Given the human instinct to protect children, whatever the cost, such motives are understandable — especially in the case of a Web site that was perceived to be child-friendly by parents who may not have been Internet-savvy.
“I think people initially percieved MySpace to be a safe place for young people to socialize, because MySpace presented itself that way,” Susan Shankle, a social worker with a private practice in Mt. Pleasant, S.C., told TechNewsWorld.
“Parents assumed their children were only talking to their friends — without knowing those ‘friends’ were not people the children actually knew. When the parents found out it was not safe at all, lawsuits ensued, and MySpace had to do something.”
… vs. Rights
On the other hand, there’s the argument that parents should be a child’s first line of defense against victimization — if necessary, by curtailing online activities.

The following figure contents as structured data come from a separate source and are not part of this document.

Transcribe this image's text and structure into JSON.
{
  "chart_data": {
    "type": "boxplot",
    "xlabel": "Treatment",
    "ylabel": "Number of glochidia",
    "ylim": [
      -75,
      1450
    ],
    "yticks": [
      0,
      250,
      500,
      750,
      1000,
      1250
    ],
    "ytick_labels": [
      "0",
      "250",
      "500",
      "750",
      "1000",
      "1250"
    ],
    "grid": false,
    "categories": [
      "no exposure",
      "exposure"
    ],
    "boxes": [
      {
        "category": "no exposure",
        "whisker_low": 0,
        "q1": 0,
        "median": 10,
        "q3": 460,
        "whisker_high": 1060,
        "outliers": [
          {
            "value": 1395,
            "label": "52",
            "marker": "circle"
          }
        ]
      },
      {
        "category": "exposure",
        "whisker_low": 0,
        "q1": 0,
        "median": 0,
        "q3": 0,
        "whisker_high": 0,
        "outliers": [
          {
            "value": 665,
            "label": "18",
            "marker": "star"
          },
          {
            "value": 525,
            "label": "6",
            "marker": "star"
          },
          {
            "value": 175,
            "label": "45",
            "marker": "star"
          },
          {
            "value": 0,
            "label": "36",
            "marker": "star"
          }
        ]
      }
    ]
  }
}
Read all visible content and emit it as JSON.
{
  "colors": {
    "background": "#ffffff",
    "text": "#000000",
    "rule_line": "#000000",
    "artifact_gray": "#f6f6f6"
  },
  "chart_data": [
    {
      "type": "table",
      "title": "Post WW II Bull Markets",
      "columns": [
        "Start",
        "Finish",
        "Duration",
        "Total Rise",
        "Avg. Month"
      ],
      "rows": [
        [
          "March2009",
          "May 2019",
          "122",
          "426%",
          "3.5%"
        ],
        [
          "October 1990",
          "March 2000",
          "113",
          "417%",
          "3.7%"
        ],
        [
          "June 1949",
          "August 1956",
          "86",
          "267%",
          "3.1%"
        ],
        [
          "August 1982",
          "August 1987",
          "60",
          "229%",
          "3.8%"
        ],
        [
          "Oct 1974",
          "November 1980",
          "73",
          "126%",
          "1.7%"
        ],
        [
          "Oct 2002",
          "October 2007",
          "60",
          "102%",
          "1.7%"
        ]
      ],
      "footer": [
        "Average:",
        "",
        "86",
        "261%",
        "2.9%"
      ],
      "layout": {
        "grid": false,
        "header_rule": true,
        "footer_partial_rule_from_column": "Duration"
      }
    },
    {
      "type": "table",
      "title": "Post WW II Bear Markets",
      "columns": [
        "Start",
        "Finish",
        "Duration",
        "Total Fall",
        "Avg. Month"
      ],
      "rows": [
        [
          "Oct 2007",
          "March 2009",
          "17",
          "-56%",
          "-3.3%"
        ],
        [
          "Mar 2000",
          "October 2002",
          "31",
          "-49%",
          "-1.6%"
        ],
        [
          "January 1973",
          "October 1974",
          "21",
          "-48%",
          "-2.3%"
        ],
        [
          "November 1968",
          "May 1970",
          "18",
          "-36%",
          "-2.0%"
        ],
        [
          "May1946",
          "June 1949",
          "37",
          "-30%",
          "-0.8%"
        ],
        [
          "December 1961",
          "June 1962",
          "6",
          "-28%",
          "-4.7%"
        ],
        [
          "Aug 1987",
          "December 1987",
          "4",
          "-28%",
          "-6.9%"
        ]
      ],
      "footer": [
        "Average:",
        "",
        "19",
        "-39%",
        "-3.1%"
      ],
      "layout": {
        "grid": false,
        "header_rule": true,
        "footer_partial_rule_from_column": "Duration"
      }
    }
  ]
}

Also, at what point should the rights of adult users be taken into account?
“It seems that once again, parents are blaming everyone but themselves for their children’s behavior and potential introduction to danger,” Amanda Vega of Amanda Vega Consulting told TechNewsWorld.
“Many consumers do not understand that the online entities aren’t legally supposed to do things such as monitor predatory action or [search] for illicit content,” she commented.
Crisis Management
Perhaps the only point of general agreement is that MySpace should have foreseen this crisis and averted it without legal prompting.
“Crisis Planning 101 involves identifying all possible crises that could impact an organization and its publics,” Chris Anderson, communications director at The Marketing Arm in Dallas, told TechNewsWorld.
“Then, you develop plans to prevent the crisis from ever happening in the first place,” he said. “The best way to manage a crisis — and this, by the way, is a crisis for MySpace — is to prevent it from happening.”
Once the crisis gained steam, said Anderson, who also teaches a class in crisis management at Southern Methodist University, MySpace failed to respond quickly.
“Further, they didn’t do an effective job communicating — first, what they were doing about it, and second, how they would prevent it from happening again in the future,” he explained. “Consumers expect major brands to be responsible.”